When the air pressure between the two balloons decreases, the normal atmospheric pressure around them forces them together.

So, what's the relationship between banana ball phenomenon and Bernoulli's theorem? The reason is that if you want to play banana ball, you have to make the football rotate. Let's start with an example of throwing a basketball from a high dam.

When the spinning basketball falls from the high dam, it flies far and wide horizontally because of the "banana ball" phenomenon.

When the ball is rotating, the movement direction of the sphere above the ball is opposite to the air flow direction. Due to the friction of the sphere, the air flow speed above the ball slows down, which will lead to the atmospheric pressure above.
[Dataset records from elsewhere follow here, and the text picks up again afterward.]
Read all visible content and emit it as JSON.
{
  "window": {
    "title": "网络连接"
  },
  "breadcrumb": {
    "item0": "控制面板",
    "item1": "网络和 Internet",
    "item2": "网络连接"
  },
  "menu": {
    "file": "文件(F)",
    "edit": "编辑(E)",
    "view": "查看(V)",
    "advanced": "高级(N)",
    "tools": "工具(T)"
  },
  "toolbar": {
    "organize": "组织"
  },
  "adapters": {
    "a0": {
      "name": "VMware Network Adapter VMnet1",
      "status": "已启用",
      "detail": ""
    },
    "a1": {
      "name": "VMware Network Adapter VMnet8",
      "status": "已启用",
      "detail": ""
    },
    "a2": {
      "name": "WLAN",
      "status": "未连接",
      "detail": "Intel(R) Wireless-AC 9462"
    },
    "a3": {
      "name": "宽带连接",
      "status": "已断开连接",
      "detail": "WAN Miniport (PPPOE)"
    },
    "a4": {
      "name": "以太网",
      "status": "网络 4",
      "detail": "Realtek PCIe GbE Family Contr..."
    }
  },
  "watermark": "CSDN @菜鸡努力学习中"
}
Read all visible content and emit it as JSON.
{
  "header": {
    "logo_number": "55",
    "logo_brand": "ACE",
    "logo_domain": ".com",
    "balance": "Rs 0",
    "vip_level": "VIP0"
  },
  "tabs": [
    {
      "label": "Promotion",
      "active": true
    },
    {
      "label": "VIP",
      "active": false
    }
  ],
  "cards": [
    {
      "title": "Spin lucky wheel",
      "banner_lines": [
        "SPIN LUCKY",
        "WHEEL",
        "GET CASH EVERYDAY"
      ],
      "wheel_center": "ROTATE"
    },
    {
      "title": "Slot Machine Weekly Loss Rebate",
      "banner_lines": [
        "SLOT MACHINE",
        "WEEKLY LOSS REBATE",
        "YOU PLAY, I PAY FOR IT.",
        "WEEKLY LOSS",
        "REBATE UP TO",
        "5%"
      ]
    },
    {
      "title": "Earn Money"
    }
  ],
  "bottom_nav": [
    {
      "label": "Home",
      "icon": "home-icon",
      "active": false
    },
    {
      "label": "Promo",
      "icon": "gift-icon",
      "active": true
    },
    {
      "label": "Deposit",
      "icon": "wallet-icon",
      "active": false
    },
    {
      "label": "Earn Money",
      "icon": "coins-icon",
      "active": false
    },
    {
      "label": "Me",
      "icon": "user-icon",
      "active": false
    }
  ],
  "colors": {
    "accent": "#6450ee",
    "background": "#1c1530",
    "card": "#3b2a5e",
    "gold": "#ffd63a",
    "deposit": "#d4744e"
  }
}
Under the ball, the sphere moves in the same direction as the air flow. Due to the driving effect of the sphere, the air flow speed increases, resulting in low air pressure below.

Let's look at an example where the air flow is in the opposite direction.

It's not hard to analyze that if the air pressure at the bottom is big and the air pressure at the top is small, then the pressure will push the ball upward.

Football, tennis and table tennis, as long as they rotate fast enough, there will be a "banana ball" phenomenon on the green field.

From the above analysis, we can easily come to the conclusion that if you want to make the football fly to the left suddenly after a straight distance, then when you play the ball, you should start from the right bottom of the football, only in this way, the football can rotate left, that is to say, anticlockwise.

In short, left-handed, football to the left, right-handed, football to the right.

At the beginning of this paper, we mentioned the rotor ship, which uses the 'Magnus effect' to provide part of its power for the following reasons:

Sailboats are most suitable for downwind, while rotorcraft is most suitable for crosswind. The wind blows from top to bottom, and the rotor on the ship rotates counterclockwise, which causes the air pressure difference between the front and back of the rotor. The air pressure behind the rotor is greater than the air pressure in front, and the pressure acts on the rotor to push the ship forward.

To sum up, banana ball phenomenon is a Magnus effect. In order to understand this effect simply, we introduce Bernoulli theorem. However, we need to note that Magnus effect has a deeper explanation, but it involves turbulence, wake and boundary layer. It's easy to watch the ball, so we won't go further.